Com isso, o desembargador e revisor Leandro Paulsen, que integra o tribunal, pediu à secretaria da 8ª Turma que marcasse a data para o julgamento. Com a mudança nos processo em segunda instância decretada pelo STF visando a facilitar prisões preventivas, Lula caiu nas denúncias que o afetaram em 2016 envolvendo tanto o triplex quanto o sítio em Atibaia, palestras do seu instituto em um total de seis acusações. 

Condenado, Lula tem dois destinos prováveis: ou ele terá sua prisão preventiva declarada e será impedido de concorrer, ou ele será impedido de ser candidato por ser político ficha suja. 

O futuro da esquerda e da centro-esquerda

Petistas falam de "risco de uma guerra civil". O fato é que, se Lula for preso como ocorreu na condução coercitiva em março de 2016, seus apoiadores vão reagir. O PT é, ainda hoje, o maior partido de esquerda na América Latina e os processos envolvendo seu mais longevo ex-presidente são notícias internacionais.

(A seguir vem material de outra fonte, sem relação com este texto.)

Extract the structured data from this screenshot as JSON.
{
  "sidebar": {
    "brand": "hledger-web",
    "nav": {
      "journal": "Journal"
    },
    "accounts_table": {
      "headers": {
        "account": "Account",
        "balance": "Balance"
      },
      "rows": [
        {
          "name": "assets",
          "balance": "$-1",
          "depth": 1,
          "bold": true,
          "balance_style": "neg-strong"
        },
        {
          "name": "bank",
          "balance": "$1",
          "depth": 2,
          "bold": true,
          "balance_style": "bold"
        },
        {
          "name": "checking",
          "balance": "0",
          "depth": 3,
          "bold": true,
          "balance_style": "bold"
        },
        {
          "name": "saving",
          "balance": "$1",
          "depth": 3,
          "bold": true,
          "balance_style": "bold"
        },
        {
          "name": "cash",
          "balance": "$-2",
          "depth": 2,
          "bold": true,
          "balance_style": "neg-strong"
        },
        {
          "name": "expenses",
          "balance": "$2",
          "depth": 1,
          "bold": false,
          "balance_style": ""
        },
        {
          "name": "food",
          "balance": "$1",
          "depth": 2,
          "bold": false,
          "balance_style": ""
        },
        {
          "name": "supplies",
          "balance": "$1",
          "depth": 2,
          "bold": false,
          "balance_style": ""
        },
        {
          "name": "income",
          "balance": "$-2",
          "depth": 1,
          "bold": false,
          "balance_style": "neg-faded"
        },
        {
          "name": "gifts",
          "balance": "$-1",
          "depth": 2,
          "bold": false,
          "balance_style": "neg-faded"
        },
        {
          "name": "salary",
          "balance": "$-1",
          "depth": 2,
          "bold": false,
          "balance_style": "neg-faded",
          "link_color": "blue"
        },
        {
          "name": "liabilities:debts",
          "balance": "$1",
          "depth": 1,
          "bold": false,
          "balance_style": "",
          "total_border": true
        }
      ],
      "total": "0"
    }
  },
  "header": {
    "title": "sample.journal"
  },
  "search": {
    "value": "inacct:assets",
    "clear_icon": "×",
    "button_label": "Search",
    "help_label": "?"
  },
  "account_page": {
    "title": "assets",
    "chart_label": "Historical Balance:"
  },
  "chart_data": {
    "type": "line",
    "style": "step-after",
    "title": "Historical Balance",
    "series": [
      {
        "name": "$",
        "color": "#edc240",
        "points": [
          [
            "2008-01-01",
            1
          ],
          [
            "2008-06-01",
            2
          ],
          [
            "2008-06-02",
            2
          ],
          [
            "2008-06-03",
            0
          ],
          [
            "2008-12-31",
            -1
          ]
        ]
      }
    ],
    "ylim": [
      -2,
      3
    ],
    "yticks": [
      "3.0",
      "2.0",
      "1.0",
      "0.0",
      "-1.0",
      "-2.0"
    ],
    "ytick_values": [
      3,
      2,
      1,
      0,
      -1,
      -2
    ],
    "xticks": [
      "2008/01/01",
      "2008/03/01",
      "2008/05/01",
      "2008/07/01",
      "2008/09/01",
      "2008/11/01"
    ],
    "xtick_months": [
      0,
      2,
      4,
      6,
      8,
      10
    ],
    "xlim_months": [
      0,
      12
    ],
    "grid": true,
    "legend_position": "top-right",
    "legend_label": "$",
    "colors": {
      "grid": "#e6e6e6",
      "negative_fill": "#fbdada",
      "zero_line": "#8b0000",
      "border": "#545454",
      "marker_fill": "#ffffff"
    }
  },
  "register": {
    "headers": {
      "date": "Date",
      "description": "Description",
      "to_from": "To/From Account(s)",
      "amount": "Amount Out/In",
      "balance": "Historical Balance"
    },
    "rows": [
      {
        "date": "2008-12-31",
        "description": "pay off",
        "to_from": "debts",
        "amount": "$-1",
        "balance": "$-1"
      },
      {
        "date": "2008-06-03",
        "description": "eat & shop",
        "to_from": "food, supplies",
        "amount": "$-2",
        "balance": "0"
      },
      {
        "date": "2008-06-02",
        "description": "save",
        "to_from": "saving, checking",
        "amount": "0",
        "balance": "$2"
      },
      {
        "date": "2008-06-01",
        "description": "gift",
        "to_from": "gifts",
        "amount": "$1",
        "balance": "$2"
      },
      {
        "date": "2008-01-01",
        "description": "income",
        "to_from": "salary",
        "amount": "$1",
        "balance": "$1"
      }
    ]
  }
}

Parte da esquerda já rejeita Lula e arrisca novos nomes: Ciro Gomes (PDT), Manuela D'Ávila (PCdoB) ou mesmo o voto nulo. Interlocutores de Ciro afirmam que ele já tinha fechado uma aliança com Lula em segundo turno. Dentro do PT, Fernando Haddad e Jacques Wagner já eram cogitados como possíveis plano B.

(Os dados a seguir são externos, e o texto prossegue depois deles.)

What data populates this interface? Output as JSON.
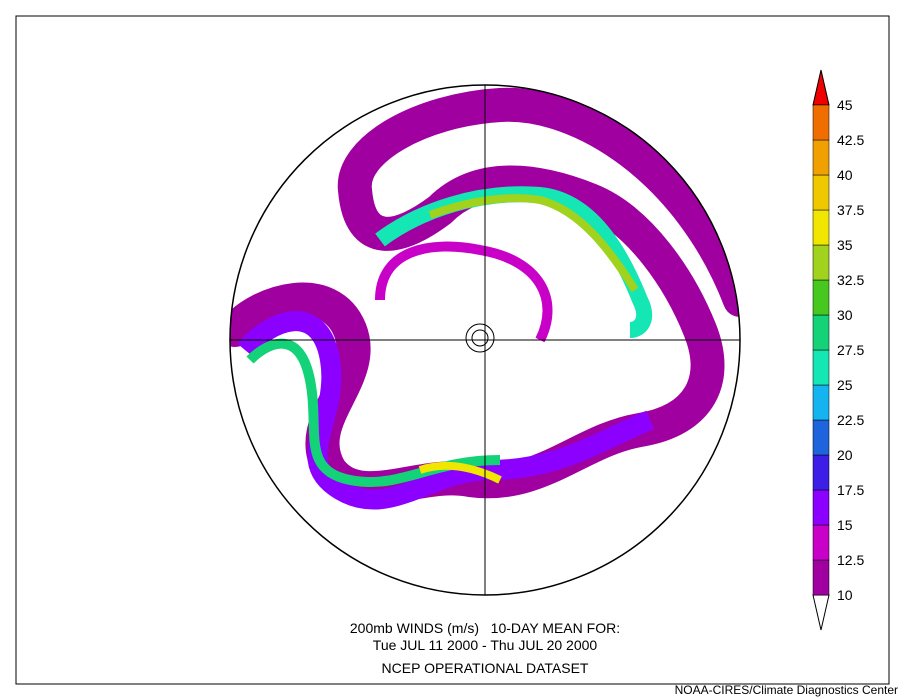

O colunista Lauro Jardim, do jornal O Globo, afirmou no entanto que Haddad prefere ter um posto na coordenação de campanha de Lula. E se o ex-presidente for preso, só o tempo dirá se o ex-prefeito topa ocupar seu espaço.

Ciro Gomes está no páreo e estaria disposto a conduzir um projeto de país parecido com o de Luiz Inácio Lula da Silva caso vire presidente. Na verdade, de acordo com sondagens nos bastidores, é Ciro e Marina Silva que herdam os votos de Lula se os petistas não tiverem um plano B. A informação foi dada em uma reportagem de Ricardo Galhardo e Vera Rosa no jornal O Estado de S. Paulo.

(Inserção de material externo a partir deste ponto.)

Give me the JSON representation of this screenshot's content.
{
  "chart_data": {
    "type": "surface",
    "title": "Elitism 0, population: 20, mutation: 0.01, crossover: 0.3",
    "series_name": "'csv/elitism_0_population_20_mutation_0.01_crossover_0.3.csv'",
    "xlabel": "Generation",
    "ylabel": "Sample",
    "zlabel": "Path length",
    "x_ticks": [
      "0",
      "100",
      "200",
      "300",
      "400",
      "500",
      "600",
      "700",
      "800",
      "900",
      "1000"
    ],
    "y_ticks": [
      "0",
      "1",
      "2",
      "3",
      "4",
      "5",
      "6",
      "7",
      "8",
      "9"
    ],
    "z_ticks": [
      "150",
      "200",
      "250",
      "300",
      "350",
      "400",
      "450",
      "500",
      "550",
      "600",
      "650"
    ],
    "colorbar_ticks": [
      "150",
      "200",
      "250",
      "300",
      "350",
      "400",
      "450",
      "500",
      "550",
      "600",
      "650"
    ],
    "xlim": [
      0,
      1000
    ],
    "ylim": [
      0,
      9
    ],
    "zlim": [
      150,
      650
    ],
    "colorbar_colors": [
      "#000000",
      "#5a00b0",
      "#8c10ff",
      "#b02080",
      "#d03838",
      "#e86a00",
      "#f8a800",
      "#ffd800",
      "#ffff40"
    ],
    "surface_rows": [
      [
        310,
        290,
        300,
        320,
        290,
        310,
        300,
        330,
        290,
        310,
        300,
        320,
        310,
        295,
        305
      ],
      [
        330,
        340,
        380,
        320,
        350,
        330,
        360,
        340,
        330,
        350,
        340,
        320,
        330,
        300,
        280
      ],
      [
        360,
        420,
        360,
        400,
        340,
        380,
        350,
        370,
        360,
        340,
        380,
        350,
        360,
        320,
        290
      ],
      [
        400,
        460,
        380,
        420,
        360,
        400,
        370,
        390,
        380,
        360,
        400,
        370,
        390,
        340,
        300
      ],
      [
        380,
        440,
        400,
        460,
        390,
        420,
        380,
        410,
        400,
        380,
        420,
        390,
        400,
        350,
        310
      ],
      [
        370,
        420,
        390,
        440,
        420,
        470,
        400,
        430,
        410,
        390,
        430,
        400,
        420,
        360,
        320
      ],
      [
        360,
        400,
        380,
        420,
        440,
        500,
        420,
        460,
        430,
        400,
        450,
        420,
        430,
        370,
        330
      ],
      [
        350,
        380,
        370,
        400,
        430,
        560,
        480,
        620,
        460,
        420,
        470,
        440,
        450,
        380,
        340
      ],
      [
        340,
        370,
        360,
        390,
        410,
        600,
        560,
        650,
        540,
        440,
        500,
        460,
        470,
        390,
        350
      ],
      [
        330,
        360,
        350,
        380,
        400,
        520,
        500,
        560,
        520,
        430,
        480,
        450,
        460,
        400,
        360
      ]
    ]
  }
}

Seja como for, o destino de Lula está atrelado ao da Lava Jato. A crueldade da operação se revela na parcialidade das autoridades e na pouca eficiência com opositores ao PT.

A condenação do ex-presidente oficializa o circo armado por autoridades comprometidas com a elite econômica e política do Brasil. É difícil pensar neste processo e no impeachment de Dilma Rousseff como procedimentos regulares. Soa como golpe.